Emerging Images

Abstract:

Emergence refers to the unique human ability to aggregate information from seemingly meaningless pieces, and to perceive a whole that is meaningful. This special skill of humans can constitute an effective scheme to tell humans and machines apart. This paper presents a synthesis technique to generate images of 3D objects that are detectable by humans, but difficult for an automatic algorithm to recognize. The technique allows generating an infinite number of images with emerging figures. Our algorithm is designed so that locally the synthesized images divulge little useful information or cues to assist any segmentation or recognition procedure. Therefore, as we demonstrate, computer vision algorithms are incapable of effectively processing such images. However, when a human observer is presented with an emergence image, synthesized using an object she is familiar with, the figure emerges when observed as a whole. We can control the difficulty level of perceiving the emergence effect through a limited set of parameters. A procedure that synthesizes emergence images can be an effective tool for exploring and understanding the factors affecting computer vision techniques.

Results:

(Top) This image, when stared at for a while, can reveal four instances of a familiar figure. Two of the figures are easier to detect than the others. Locally there is little meaningful information, and we perceive the figures only when observing the whole figures.

(Left) A classic example of an emergence image. Although at first sight the left image looks meaningless, suddenly we perceive the central object as the Dalmatian dog pops out.

(Right) Emergence images, when observed through small windows, look meaningless. Although we perceive the subject in the whole image, the smaller sized segments, in isolation, look like random patches. In contrast, the elephant can be recognized through similar windows of the normal shaded scene.

(Left) We often fail to perceive an emergence image when the subject is in an uncommon pose. Among the users who were shown the above images, the average success rate was only 54% and 4%, respectively. When the inverted versions of these images were shown, the success rates went up to 96% and 91%, respectively.

Mouse over the image to flip it.

(Below) Typical emergence images generated by our synthesis algorithm. We generate a range of examples on various subjects synthesized at different difficulty levels. Each example contains exactly one subject. (Please refer to supplementary material for other examples.)

(Beow) In many computer vision recognition or segmentation algorithms, the first stages comprise of multi-scale edge detection or other means of bottom-up region processing.
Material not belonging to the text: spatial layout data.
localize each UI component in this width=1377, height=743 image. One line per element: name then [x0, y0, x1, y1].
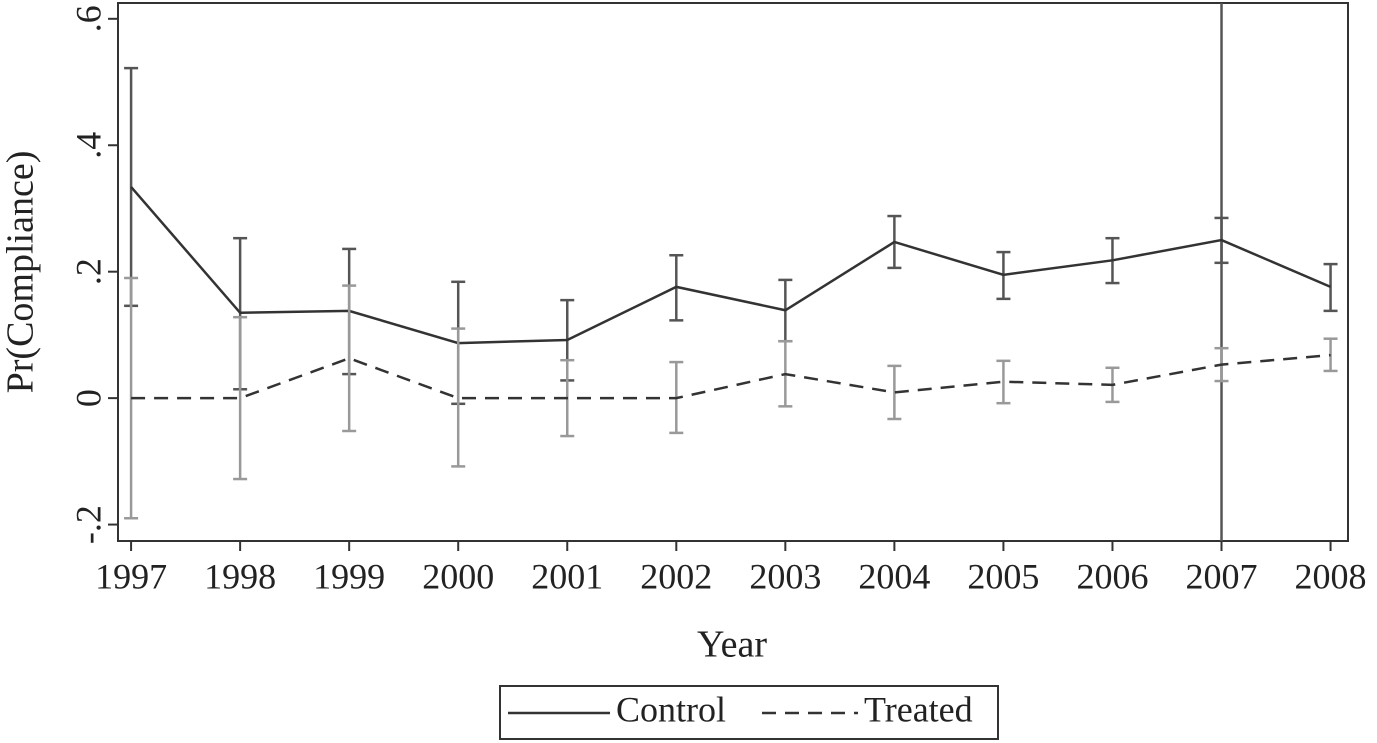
x-axis-label: Year [697, 624, 767, 666]
y-tick-label: -.2 [68, 505, 108, 544]
legend-box [499, 685, 999, 740]
x-tick-label: 2003 [749, 556, 821, 596]
x-tick-label: 1999 [313, 556, 385, 596]
x-tick-label: 2005 [967, 556, 1039, 596]
x-tick-label: 2000 [422, 556, 494, 596]
x-tick-label: 1997 [95, 556, 167, 596]
legend-label: Control [616, 689, 726, 729]
x-tick-label: 2004 [858, 556, 930, 596]
x-tick-label: 2001 [531, 556, 603, 596]
x-tick-label: 2007 [1186, 556, 1258, 596]
legend-label: Treated [864, 689, 973, 729]
x-tick-label: 1998 [204, 556, 276, 596]
plot-frame [117, 2, 1349, 542]
y-axis-label: Pr(Compliance) [0, 151, 42, 394]
y-tick-label: 0 [68, 389, 108, 407]
x-tick-label: 2002 [640, 556, 712, 596]
x-tick-label: 2008 [1295, 556, 1367, 596]
series-line [131, 353, 1331, 400]
y-tick-label: .2 [68, 258, 108, 285]
x-tick-label: 2006 [1076, 556, 1148, 596]
y-tick-label: .4 [68, 132, 108, 159]
series-line [130, 186, 1332, 345]
y-tick-label: .6 [68, 5, 108, 32]
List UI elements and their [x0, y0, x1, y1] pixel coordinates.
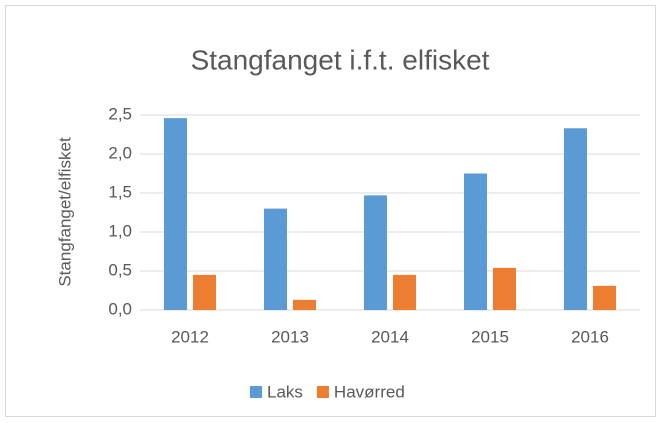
bar: [493, 267, 516, 310]
bar: [393, 274, 416, 310]
x-tick-label: 2013: [271, 327, 309, 346]
y-tick-label: 2,0: [108, 143, 132, 162]
y-tick-label: 0,5: [108, 260, 132, 279]
bar: [464, 173, 487, 310]
bar: [364, 195, 387, 310]
legend-swatch: [316, 386, 329, 398]
bar: [193, 274, 216, 310]
y-tick-label: 2,5: [108, 104, 132, 123]
bar: [593, 285, 616, 310]
bar: [264, 208, 287, 310]
legend-label: Havørred: [334, 382, 405, 401]
bar: [293, 299, 316, 310]
bar: [564, 128, 587, 310]
legend-swatch: [250, 386, 262, 398]
y-axis-label: Stangfanget/elfisket: [55, 137, 74, 287]
y-tick-label: 1,5: [108, 182, 132, 201]
x-tick-label: 2015: [471, 327, 509, 346]
chart-title: Stangfanget i.f.t. elfisket: [191, 44, 490, 75]
x-tick-label: 2014: [371, 327, 409, 346]
x-tick-label: 2012: [171, 327, 209, 346]
y-tick-label: 1,0: [108, 221, 132, 240]
bar: [164, 118, 187, 311]
y-tick-label: 0,0: [108, 299, 132, 318]
legend-label: Laks: [267, 382, 303, 401]
x-tick-label: 2016: [571, 327, 609, 346]
chart-border: [5, 5, 656, 417]
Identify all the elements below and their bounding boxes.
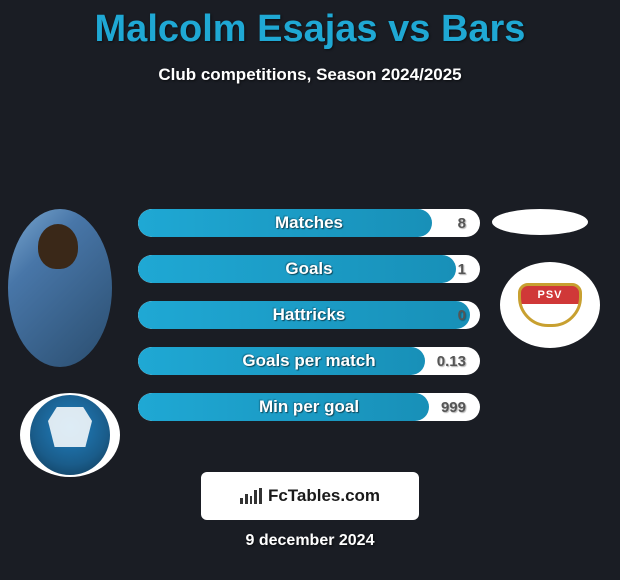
brand-box[interactable]: FcTables.com (201, 472, 419, 520)
stat-row-mpg: Min per goal 999 (138, 393, 480, 421)
stat-right-value: 8 (458, 209, 466, 237)
stat-row-matches: Matches 8 (138, 209, 480, 237)
stat-right-value: 0.13 (437, 347, 466, 375)
chart-icon (240, 488, 262, 504)
page-title: Malcolm Esajas vs Bars (0, 0, 620, 51)
player2-photo (492, 209, 588, 235)
player1-photo (8, 209, 112, 367)
date-label: 9 december 2024 (0, 532, 620, 550)
stat-right-value: 0 (458, 301, 466, 329)
brand-text: FcTables.com (268, 486, 380, 506)
stat-fill (138, 255, 456, 283)
stat-row-gpm: Goals per match 0.13 (138, 347, 480, 375)
club1-badge-inner (30, 395, 110, 475)
club2-badge (500, 262, 600, 348)
stat-right-value: 1 (458, 255, 466, 283)
stat-fill (138, 209, 432, 237)
stat-fill (138, 347, 425, 375)
subtitle: Club competitions, Season 2024/2025 (0, 65, 620, 85)
club1-badge (20, 393, 120, 477)
stats-panel: Matches 8 Goals 1 Hattricks 0 Goals per … (138, 209, 480, 439)
stat-row-goals: Goals 1 (138, 255, 480, 283)
stat-fill (138, 301, 470, 329)
stat-row-hattricks: Hattricks 0 (138, 301, 480, 329)
stat-right-value: 999 (441, 393, 466, 421)
club2-badge-inner (518, 283, 582, 327)
stat-fill (138, 393, 429, 421)
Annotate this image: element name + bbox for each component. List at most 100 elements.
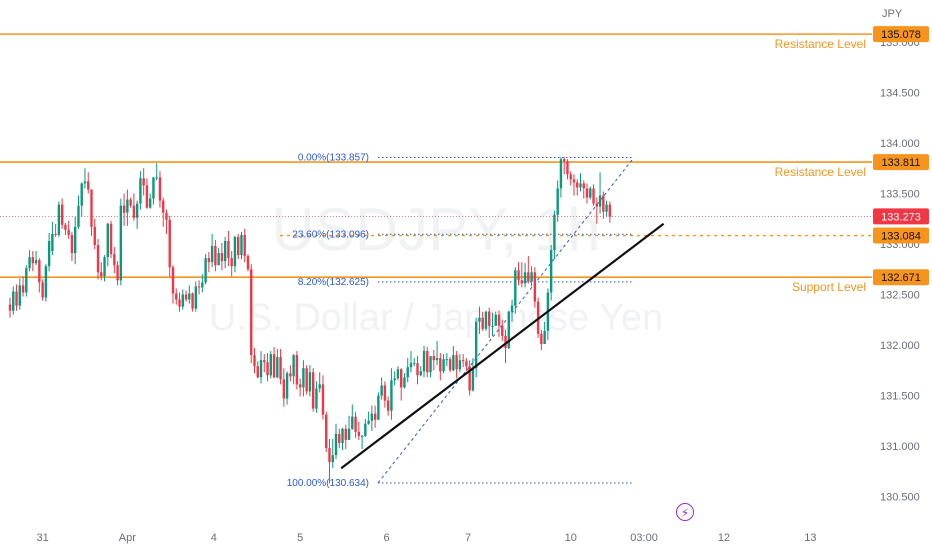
candle-body xyxy=(83,181,87,184)
candle-body xyxy=(465,361,468,367)
candle-body xyxy=(403,377,406,388)
candle-body xyxy=(351,416,354,429)
candle-body xyxy=(142,178,145,186)
candle-body xyxy=(527,272,530,282)
price-tick-label: 132.000 xyxy=(880,340,920,352)
candle-body xyxy=(390,380,393,411)
candle-body xyxy=(204,258,207,283)
candle-body xyxy=(494,314,497,326)
candle-body xyxy=(448,359,452,371)
candle-body xyxy=(455,355,458,370)
candle-body xyxy=(122,205,126,213)
time-tick-label: 6 xyxy=(383,532,389,544)
candle-body xyxy=(422,351,426,372)
candle-body xyxy=(237,236,240,256)
candle-body xyxy=(540,333,543,344)
level-label: Resistance Level xyxy=(775,165,866,179)
candle-body xyxy=(501,325,504,336)
candle-body xyxy=(549,250,553,293)
candle-body xyxy=(269,354,272,376)
candle-body xyxy=(25,268,28,293)
candle-body xyxy=(602,195,605,212)
candle-body xyxy=(67,229,70,235)
candle-body xyxy=(227,240,230,259)
candle-body xyxy=(585,188,589,198)
candle-body xyxy=(87,181,90,190)
currency-label: JPY xyxy=(882,8,903,20)
candle-body xyxy=(302,368,305,388)
price-box xyxy=(873,154,929,171)
candle-body xyxy=(347,428,351,440)
candle-body xyxy=(162,200,165,213)
price-box-label: 133.273 xyxy=(881,211,921,223)
description-watermark: U.S. Dollar / Japanese Yen xyxy=(209,297,663,339)
candle-body xyxy=(504,335,507,349)
candle-body xyxy=(266,362,269,376)
time-tick-label: 7 xyxy=(465,532,471,544)
candle-body xyxy=(344,428,347,440)
candle-body xyxy=(57,204,61,235)
candle-body xyxy=(207,258,211,263)
price-box xyxy=(873,269,929,286)
candle-body xyxy=(259,360,263,378)
candle-body xyxy=(474,321,478,369)
candle-body xyxy=(31,257,35,264)
lightning-icon[interactable]: ⚡ xyxy=(676,503,694,521)
candle-body xyxy=(171,267,175,294)
candle-body xyxy=(132,205,136,218)
candle-body xyxy=(377,395,380,420)
candle-body xyxy=(197,286,201,288)
candle-body xyxy=(413,363,416,365)
price-box-label: 135.078 xyxy=(881,29,921,41)
price-box xyxy=(873,227,929,244)
price-box-label: 133.811 xyxy=(882,157,921,169)
trendline xyxy=(340,222,665,470)
candle-body xyxy=(191,293,194,309)
candle-body xyxy=(155,177,158,179)
candle-body xyxy=(592,188,595,204)
time-axis[interactable]: 31 Apr 4 5 6 7 10 03:00 12 13 xyxy=(36,532,816,544)
candle-body xyxy=(80,183,83,206)
candle-body xyxy=(285,373,289,399)
price-box-label: 133.084 xyxy=(881,231,921,243)
candle-body xyxy=(566,161,569,175)
candle-body xyxy=(34,260,38,264)
candle-body xyxy=(354,416,357,432)
candle-body xyxy=(175,293,178,300)
time-tick-label: 10 xyxy=(565,532,577,544)
candle-body xyxy=(523,272,527,284)
symbol-watermark: USDJPY, 1h xyxy=(271,196,600,263)
candle-body xyxy=(556,188,559,215)
candle-body xyxy=(201,282,204,288)
candle-body xyxy=(28,257,31,269)
price-tick-label: 134.500 xyxy=(880,88,920,100)
candle-body xyxy=(553,214,556,251)
candle-body xyxy=(510,305,514,312)
candle-body xyxy=(533,272,537,302)
candle-body xyxy=(576,182,579,188)
candle-body xyxy=(168,219,171,268)
candle-body xyxy=(380,385,383,396)
candle-body xyxy=(220,253,224,262)
candle-body xyxy=(458,360,462,370)
candle-body xyxy=(263,360,266,363)
candle-body xyxy=(308,372,312,392)
candle-body xyxy=(74,226,77,254)
time-tick-label: 5 xyxy=(297,532,303,544)
candle-body xyxy=(321,384,325,415)
candle-body xyxy=(298,384,302,388)
candle-body xyxy=(21,285,25,293)
candle-body xyxy=(338,433,341,443)
candle-body xyxy=(426,351,429,373)
candle-body xyxy=(409,363,413,368)
price-axis[interactable]: 135.000134.500134.000133.500133.000132.5… xyxy=(880,37,920,504)
candle-body xyxy=(572,179,576,183)
price-box xyxy=(873,26,929,43)
candle-body xyxy=(393,378,396,381)
candle-body xyxy=(334,433,338,456)
candle-body xyxy=(569,174,572,180)
candle-body xyxy=(517,270,520,281)
candle-body xyxy=(357,431,361,436)
candle-body xyxy=(452,355,455,371)
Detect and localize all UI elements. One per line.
At multiple-scales, we detect edges using standard Canny edge detector, and retain the ones that persists scales. Such curves are then linked together based on spatial proximity and curvature continuity. We observe that while on the original renderings the method successfully extracts the feature curves (right image in each box), on the emerging images the results can mostly be seen as noise. This indicates the difficulty that bottom-up algorithms face when detecting objects in the emergence images.

(Left) Emerging frog at various difficulty levels, increasing from left to right. We control the difficultly by controlling the sampling density, breaking the silhouette continuity, perturbing silhouette patches, and adding clutter using cut-perturb-paste.

(Right) Difficulty level as perceived by users and as predicted by our synthesis parameters. (Right) Perceived difficulty level in each category changes gradually. For example, 98% of the easy images were recognized by at least 80% of the observers.